So onto my story of last night.
My wife, a crazy coupon type lady, picked up some of those extreme 2 hour Crest white strips for a fraction of the normal retail price and we decided to try them out last night. So she applied hers while I was putting the kids to bed, and then I applied mine. 2 hours later she removes hers and I decide to remove mine too because their driving me crazy. Instantly I can tell that things are wrong. I dont normally have sensitive teeth, but as soon as I pulled those bad boys off my teeth felt like I was biting into a really cold popsicle. They hurt. So I brushed them with the special tooth paste and got in bed. I told my wife that my teeth were hurting and then we made love for the next 2~3 minutes (might have set a PR!) and then rolled over to go to sleep. The pain in my teeth had increased substantially and I tossed and turned for 30~45 minutes before falling asleep, which isnt normal for me as I normally pass out as Im crawling into bed. At this point its about 11:15 or so, which is late for me. I wake up in tears at 11:52 due to the intense pain coming from my mouth. It feels as if someone is sawing my teeth with razor blades very slowly. So I go to the kitchen in search if some type of extreme pain killer (think Heath Leger style here) and some Oragel.
Fast forward through a bottle of water and a handfull of assorted Tylenol, Asprin, Exedrin, and Aleeve and Im back in bed tossing and turning still in agonizing pain. Its now about 1 in the morning and my alarm is set to go off in 3 hours and Im running on only 40ish minutes of sleep.
1:40 now, still dying of pain and debating on going to the hospital. Desperate for a solution I start google searching and discover that the numbing agent in Oragel is "Benzocaine" which is also conviently the numbing agent in "Anal-Ease" which we just so happened to own a tube (my wife uses it to numb her eyebrows when she goes to wax them, nothing provacative here....)
So I grab the tube of Anal-Ease, squirt some on my finger, and go to town rubbing it all over my gums. WOW! Instantly my entire mouth was completely numb and I had Anal-Ease and drool dribbling down my chin. Numb and satisfied I lay back down in bed, only to discover that the amazing numbing powers of Anal-Ease is not a long lasting effect, but rather short lived. So now Im applying Anal-Ease to my gums every 5~10 minutes just so I can tolerate being awake. The time is now around 2:30.
Back to google I go in search of a better, longer lasting, less strange resolution. I read that raw garlic cloves have some type of anesthetic in it that works good for the nerves in the teeth. So I make the journey to the kitchen again and find that we do have some garlic by the banannas. YES!!! So I break a clove off, break it in half, and start rubbing violently against my teeth and gums. Three amazing things took place! First, the Anal-Ease induced drool looked silly compared to the gushing river of drool that was now literally pouring from my mouth in a steady stream and running down my hand and arm and chin and forming large saliva puddles in the kitchen sink.
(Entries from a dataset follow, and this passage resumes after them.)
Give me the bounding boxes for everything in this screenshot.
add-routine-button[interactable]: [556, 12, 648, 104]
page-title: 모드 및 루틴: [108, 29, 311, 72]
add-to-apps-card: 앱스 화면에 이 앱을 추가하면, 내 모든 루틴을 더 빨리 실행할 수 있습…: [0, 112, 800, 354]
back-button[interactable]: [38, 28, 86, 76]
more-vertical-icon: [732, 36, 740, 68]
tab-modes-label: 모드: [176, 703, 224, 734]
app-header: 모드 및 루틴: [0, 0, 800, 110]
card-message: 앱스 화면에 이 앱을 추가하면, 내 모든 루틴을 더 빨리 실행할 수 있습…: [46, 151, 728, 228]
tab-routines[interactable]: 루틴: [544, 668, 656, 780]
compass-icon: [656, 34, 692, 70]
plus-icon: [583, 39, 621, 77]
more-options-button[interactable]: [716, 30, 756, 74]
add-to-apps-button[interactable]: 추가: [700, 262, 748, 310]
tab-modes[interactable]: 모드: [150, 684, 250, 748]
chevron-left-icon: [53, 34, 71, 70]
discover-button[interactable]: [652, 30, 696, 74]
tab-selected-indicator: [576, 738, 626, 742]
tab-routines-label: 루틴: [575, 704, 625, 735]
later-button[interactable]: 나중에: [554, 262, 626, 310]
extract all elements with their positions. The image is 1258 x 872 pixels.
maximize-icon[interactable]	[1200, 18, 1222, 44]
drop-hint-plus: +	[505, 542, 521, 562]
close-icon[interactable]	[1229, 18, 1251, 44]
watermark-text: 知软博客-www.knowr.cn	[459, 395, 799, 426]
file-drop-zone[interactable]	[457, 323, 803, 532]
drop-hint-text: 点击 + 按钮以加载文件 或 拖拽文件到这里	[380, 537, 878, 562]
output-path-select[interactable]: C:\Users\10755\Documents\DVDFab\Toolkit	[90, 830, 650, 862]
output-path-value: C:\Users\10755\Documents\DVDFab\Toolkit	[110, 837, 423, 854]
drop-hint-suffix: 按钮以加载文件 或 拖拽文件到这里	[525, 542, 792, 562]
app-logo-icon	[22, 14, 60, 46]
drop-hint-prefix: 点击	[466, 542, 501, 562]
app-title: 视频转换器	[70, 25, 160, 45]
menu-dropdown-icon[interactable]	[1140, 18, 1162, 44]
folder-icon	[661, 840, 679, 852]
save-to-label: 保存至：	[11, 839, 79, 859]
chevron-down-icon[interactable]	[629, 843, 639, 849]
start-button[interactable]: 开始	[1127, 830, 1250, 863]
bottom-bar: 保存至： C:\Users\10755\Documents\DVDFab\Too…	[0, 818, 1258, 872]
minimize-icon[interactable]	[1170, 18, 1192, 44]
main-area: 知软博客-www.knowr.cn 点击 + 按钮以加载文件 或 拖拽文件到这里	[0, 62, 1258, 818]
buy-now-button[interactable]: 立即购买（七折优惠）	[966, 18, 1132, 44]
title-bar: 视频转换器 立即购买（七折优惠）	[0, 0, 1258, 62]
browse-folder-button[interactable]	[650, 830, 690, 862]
Second, the painfull razor blade in the teeth sensation was slowly starting to dissipate little by little. Lastly, that damn vampire that had been following me from the shadows for the past 2 weeks finally left me alone!
So its now 3:15. Im in much less pain than before, Im still looking like my mouth is the newest addition to the Niagra Falls, and Im getting delirious from the lack of sleep and the large quantity of pain killers (all OTC stuff by the way, were randomly drug tested at work often) So I journey back to the bedroom and get back in bed and lay there for a good 15 minutes before finally falling asleep for 30 minutes before my alarm goes off....
Waking up covered in drool with the combination of Anal-Ease and raw Garlic stuck in your teeth is never a good place to be, add the fact that your still covered in sticky drool and your mouth is still hurting like a somebeech and its a very bad place to be. So on the way to work this morning I stop by the Walmart and buy some "Severe Pain Formula Orajel" and start applying it like crazy. Much better than Anal-Ease, and I probablly wont get the funny questions from my wife when she sees this on the bedside table instead of a tube of Anal-Ease...
Long story, but theres a lesson to be learned from it! Im not sure what that lesson is exactly, I just know that I need to eat something because Im feeling very queasy and weak, and I still have a very strong hint of garlic and cherry flavored sexual numbing solution in my mouth.